After hitting the “Create” button, you need docker push images to that hub-based repository.

Pushing a Docker container image to Docker Hub

Before pushing the repository to the Docker hub, name your local image using your Docker Hub username, and the name of the repository that you created through Docker Hub on the web.

Docker allows you to add multiple images to a repository, by adding a specific :<tag> to it (like docs/base:testing). If it’s not stated, then the tag defaults to the latest.

Name your local images by following ways:

  • Either when you build it, using docker build –t <hub-user>/<repo-name>[:<tag>],
  • By re- tagging an existing local image

docker tag <existing-image> <hub-user>/<repo-name>[:<tag>],

  • Or by using docker commit <existing-container> <hub-user>/ <repo-name>[:<tag>] to commit changes.

After this, you can push this repository to the registry designated by its tag or name

$ docker push <hub-user>/<repo-name>:<tag>

The image is now available for use to your team or for the community.

There are two types of repositories:

  • Private
  • Public

Private Repositories

Private repositories allow you to keep container images private, it may be within an organization, team, or to your own account.
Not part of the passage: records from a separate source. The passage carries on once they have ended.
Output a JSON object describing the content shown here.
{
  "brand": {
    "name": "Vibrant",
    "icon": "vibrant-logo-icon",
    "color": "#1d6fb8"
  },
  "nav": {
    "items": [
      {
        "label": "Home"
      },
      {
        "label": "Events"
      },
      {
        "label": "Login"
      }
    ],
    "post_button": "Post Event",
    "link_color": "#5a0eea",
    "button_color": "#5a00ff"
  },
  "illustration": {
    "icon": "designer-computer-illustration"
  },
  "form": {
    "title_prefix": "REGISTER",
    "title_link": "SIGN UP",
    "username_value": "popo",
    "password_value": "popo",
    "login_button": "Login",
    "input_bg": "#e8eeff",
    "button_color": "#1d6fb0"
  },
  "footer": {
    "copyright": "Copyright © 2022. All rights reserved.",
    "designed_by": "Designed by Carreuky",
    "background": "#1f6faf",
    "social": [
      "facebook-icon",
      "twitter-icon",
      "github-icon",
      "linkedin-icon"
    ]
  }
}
When creating a repo select Private to create a private repo

Private Repositories
Private Repositories

To make an existing repository private go to repo’s settings tab and under visibility, settings select Make Private button.

Make Private
Make Private

Docker hub user account only allow one private repository for free, to make more private repositories for your account, upgrade your Docker hub plan.

Once the private repository is created, use Docker to push and pull images to and from it.

Public Repositories

Pubic repositories allow container images to be available publically, to the community, and to everyone from anywhere.

When creating a repo select Public to create a public repo.

Collaborators and their role

A collaborator is somebody you want to give access to a private repository. They cannot perform any administrative tasks like changing the repository status from private to public, deleting the repository. Collaborator can’t add other collaborators. Collaborators can only push and pull to your repositories.

You can also give rights to collaborators such as (Admin, Read, Write) on Docker Hub by using organizations and teams.